Judge Rules to Resume Accepting New DACA Applications
The Trump administration has recently attempted to rescind a program that protects undocumented young adults from deportation. Deferred Action for Childhood Arrivals, better known as DACA, is an immigration policy that allows children who were brought to the United States illegally to obtain a renewable two-year period of deferred action from deportation and become eligible for a work permit in the U.S. The policy was implemented during the Obama administration, and U.S. Citizenship and Immigration Services, or USCIS, began accepting applications for the program on August 15, 2012.
In September of 2017, Attorney General Jeff Sessions announced the Trump administration’s plans to rescind the deferred-action program, potentially affecting over half a million DACA beneficiaries.

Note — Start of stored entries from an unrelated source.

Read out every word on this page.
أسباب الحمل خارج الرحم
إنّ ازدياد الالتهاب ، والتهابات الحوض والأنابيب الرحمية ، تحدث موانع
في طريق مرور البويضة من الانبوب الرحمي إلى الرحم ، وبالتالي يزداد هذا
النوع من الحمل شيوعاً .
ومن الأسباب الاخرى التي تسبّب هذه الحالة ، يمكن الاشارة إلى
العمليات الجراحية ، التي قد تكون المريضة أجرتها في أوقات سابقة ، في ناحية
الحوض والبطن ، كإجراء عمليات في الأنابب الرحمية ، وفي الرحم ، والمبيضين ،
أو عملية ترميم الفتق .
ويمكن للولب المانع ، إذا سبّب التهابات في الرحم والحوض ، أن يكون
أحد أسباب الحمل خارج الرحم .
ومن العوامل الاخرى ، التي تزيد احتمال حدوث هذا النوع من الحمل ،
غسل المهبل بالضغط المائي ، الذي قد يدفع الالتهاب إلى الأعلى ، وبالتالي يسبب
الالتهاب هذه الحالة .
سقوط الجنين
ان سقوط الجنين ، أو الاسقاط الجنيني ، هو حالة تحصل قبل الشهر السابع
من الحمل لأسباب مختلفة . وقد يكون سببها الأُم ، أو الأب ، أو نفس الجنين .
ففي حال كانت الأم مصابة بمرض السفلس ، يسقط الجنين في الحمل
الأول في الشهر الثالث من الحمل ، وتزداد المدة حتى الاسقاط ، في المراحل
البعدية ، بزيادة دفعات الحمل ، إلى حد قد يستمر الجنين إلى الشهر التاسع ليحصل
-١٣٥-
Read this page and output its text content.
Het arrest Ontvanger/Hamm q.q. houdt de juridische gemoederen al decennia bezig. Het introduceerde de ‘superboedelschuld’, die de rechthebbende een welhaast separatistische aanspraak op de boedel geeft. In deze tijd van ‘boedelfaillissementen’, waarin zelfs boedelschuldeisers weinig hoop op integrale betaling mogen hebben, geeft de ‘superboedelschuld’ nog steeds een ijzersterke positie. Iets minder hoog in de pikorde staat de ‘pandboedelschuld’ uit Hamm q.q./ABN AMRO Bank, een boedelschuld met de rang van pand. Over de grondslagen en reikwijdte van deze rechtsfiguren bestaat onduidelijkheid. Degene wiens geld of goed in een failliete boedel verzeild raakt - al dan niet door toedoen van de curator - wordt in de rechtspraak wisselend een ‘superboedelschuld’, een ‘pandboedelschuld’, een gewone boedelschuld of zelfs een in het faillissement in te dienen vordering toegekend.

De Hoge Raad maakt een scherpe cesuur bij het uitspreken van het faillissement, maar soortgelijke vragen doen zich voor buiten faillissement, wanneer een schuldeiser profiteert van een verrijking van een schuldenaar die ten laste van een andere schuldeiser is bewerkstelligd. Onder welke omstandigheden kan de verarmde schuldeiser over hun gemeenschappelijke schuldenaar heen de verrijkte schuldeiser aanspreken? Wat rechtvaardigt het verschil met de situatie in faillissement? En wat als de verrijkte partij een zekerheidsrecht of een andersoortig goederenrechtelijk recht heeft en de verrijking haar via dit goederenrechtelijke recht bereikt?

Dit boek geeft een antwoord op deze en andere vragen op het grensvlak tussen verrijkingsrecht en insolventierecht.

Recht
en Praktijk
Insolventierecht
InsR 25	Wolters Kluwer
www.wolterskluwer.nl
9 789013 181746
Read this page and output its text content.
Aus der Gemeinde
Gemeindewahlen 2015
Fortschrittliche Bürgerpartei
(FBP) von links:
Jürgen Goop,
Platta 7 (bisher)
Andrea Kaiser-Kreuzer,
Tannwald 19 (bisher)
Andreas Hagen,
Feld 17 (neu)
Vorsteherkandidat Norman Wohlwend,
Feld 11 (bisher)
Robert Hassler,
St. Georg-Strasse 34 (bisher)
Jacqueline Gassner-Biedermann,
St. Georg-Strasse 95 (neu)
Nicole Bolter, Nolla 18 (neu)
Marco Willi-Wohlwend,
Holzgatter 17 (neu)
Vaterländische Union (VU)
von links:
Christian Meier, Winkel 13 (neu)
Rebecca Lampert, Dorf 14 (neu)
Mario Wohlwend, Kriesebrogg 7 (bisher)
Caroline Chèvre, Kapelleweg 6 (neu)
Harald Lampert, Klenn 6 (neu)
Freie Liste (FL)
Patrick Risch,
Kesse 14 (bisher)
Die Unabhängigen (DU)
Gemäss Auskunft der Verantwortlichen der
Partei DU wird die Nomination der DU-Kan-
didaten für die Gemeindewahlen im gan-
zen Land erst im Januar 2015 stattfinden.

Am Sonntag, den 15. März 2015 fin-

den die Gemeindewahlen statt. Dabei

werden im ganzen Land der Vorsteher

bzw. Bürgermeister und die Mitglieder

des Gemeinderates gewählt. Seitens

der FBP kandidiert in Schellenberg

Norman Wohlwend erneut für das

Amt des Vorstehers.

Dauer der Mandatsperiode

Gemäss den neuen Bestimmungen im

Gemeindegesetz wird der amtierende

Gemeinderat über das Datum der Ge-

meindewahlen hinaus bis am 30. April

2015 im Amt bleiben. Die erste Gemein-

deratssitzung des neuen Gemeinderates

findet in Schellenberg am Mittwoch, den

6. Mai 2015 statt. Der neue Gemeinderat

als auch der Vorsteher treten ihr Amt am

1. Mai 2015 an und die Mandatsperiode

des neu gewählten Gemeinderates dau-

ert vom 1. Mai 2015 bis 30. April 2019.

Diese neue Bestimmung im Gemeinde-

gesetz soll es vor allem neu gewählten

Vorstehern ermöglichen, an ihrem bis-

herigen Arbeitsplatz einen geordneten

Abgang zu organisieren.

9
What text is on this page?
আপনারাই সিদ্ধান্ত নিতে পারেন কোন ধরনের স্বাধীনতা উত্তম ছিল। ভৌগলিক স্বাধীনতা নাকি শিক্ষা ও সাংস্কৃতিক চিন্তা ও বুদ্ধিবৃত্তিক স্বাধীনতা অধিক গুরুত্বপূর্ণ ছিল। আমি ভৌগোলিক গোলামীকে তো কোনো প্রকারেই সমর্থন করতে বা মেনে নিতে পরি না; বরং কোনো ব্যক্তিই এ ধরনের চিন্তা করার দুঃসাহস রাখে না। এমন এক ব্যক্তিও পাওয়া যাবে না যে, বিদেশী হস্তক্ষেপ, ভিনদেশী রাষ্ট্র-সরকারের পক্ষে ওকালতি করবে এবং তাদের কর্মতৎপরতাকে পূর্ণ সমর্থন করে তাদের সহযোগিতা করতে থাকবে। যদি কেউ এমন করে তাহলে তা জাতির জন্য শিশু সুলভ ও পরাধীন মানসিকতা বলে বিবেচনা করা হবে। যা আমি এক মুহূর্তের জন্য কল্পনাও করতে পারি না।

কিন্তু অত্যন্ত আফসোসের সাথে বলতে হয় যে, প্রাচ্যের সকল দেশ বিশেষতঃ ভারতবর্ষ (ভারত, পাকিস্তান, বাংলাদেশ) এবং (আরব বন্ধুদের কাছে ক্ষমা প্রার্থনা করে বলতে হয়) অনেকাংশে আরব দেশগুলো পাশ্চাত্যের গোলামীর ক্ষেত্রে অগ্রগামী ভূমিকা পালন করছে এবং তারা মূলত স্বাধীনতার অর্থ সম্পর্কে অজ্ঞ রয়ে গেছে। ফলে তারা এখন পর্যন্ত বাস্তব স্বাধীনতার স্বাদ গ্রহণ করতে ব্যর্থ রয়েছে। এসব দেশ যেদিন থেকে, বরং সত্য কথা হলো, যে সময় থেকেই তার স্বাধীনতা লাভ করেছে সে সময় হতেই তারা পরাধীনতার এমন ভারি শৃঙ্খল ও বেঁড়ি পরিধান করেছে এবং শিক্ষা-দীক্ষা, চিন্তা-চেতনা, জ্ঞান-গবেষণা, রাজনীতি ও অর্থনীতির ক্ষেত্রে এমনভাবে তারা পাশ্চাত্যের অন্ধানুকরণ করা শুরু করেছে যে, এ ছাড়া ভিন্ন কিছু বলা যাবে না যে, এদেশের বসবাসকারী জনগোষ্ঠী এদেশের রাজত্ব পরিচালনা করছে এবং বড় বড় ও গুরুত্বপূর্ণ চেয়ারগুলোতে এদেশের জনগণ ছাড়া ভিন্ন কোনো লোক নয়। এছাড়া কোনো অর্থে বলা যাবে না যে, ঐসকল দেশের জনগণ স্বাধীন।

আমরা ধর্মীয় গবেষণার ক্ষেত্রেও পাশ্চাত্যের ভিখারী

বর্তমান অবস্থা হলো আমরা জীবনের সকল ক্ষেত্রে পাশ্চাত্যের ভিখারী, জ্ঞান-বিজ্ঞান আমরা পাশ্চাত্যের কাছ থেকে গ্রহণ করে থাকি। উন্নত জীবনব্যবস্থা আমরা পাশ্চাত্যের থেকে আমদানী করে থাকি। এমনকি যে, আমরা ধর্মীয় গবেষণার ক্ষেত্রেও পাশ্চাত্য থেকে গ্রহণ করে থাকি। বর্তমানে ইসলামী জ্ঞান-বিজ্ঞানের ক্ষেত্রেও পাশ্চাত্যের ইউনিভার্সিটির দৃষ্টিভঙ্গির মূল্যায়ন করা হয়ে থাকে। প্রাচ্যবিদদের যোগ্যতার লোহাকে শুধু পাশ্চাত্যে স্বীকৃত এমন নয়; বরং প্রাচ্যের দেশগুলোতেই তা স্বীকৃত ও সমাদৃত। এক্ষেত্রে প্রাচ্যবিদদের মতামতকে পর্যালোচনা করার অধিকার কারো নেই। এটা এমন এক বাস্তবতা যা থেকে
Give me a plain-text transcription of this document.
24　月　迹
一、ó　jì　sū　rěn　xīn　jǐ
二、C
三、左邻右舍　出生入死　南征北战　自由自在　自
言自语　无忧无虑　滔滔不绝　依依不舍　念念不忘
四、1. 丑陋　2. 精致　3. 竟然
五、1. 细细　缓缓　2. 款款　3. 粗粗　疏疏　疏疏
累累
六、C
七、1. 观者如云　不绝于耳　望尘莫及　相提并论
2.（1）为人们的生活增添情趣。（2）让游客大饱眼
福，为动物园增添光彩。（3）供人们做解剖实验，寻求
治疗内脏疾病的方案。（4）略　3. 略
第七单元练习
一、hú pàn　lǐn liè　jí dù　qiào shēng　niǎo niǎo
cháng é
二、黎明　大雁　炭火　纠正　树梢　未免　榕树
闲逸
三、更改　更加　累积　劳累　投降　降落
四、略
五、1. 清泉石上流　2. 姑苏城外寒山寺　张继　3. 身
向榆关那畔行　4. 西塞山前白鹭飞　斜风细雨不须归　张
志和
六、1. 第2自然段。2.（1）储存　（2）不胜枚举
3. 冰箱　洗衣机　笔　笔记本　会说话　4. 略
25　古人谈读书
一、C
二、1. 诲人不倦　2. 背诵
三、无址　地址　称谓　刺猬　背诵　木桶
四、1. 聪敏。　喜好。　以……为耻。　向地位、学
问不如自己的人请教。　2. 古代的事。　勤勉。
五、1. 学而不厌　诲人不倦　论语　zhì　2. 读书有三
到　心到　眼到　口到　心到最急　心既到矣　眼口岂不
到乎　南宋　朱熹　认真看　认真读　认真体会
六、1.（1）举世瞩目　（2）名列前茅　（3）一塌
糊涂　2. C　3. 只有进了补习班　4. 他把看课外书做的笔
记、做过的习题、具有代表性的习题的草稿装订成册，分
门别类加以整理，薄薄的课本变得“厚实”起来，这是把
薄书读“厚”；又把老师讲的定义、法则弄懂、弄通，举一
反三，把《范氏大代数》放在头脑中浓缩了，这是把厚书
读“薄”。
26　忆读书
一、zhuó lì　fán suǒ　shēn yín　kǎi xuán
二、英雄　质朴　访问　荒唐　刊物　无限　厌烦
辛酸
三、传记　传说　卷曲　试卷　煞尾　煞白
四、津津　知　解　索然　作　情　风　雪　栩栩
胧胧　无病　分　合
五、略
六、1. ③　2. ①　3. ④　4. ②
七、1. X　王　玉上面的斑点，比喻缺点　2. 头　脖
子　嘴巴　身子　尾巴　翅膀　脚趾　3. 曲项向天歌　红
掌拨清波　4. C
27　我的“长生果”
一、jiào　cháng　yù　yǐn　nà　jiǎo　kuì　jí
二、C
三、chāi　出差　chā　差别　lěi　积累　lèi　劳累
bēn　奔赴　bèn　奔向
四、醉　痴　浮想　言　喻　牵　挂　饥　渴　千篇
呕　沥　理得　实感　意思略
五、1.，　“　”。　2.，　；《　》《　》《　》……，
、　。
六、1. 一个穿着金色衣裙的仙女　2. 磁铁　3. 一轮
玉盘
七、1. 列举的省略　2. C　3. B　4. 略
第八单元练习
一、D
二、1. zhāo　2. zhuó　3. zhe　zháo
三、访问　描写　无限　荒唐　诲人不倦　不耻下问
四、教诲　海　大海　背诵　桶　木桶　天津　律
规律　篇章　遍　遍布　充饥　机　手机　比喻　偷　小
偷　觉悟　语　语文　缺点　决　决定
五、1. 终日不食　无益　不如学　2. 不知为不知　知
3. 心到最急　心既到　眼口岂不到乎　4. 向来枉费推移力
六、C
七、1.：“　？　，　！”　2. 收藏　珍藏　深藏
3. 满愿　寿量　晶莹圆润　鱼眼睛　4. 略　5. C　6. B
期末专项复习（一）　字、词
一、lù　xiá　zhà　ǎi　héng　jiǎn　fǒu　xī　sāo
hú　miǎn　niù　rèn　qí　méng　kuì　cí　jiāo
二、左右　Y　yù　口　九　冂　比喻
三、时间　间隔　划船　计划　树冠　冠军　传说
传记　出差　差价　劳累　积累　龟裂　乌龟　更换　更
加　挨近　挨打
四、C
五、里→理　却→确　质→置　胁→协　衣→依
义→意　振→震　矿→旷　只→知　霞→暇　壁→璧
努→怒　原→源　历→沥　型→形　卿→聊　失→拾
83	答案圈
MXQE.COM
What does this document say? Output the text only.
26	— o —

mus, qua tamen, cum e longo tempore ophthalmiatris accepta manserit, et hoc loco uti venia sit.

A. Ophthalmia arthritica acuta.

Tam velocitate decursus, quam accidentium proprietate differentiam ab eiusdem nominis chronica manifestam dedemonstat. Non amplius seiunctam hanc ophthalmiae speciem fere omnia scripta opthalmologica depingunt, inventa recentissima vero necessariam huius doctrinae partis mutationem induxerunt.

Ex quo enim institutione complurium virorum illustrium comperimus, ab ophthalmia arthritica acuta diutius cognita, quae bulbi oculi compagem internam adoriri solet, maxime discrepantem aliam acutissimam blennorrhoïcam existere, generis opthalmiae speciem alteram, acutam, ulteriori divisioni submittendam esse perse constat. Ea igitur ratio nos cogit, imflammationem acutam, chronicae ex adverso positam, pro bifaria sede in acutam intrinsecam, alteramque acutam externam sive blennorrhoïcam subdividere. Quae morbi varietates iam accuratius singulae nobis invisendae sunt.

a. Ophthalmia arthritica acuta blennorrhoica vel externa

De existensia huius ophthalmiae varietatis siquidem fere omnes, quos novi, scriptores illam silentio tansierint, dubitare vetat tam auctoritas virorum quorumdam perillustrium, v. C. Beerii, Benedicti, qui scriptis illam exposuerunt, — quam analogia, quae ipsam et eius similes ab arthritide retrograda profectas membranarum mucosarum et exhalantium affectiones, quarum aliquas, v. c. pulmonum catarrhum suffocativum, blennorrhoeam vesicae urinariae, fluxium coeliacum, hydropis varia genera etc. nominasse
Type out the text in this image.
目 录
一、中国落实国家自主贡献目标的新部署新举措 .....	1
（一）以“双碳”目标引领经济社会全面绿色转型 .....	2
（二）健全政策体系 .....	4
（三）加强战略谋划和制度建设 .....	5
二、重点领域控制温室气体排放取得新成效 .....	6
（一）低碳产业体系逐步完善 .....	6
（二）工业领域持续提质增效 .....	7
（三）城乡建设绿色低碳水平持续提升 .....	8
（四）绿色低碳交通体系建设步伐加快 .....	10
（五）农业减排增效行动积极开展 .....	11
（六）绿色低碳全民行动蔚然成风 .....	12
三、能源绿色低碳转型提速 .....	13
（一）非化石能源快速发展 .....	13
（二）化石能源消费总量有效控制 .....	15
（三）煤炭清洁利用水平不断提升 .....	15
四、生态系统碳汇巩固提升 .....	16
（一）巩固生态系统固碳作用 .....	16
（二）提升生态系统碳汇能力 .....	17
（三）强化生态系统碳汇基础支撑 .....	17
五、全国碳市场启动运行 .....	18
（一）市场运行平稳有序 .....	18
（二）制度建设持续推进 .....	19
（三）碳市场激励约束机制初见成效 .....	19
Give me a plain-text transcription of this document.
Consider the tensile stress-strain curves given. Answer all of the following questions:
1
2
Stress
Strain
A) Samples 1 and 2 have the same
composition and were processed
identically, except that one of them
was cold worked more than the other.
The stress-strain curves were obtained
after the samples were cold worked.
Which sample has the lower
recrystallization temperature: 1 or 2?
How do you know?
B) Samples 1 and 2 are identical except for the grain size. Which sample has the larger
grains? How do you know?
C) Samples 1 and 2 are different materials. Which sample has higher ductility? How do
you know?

A few months later, Trump and a bipartisan group of lawmakers met at the White House for an hour of negotiations to discuss a legislative fix for DACA. That evening, a federal judge ordered that the U.S. government keep DACA on the original terms and conditions that were in effect at the time it was established.
More recently, on April 24, 2017, Judge John D. Bates of the Federal District Court for the District of Columbia ruled that the government must reopen and resume accepting new DACA applications. Judge Bates asserted that the administration’s pursuit to discontinue the program lacked factual evidence to support their claim that the program was “unlawful.”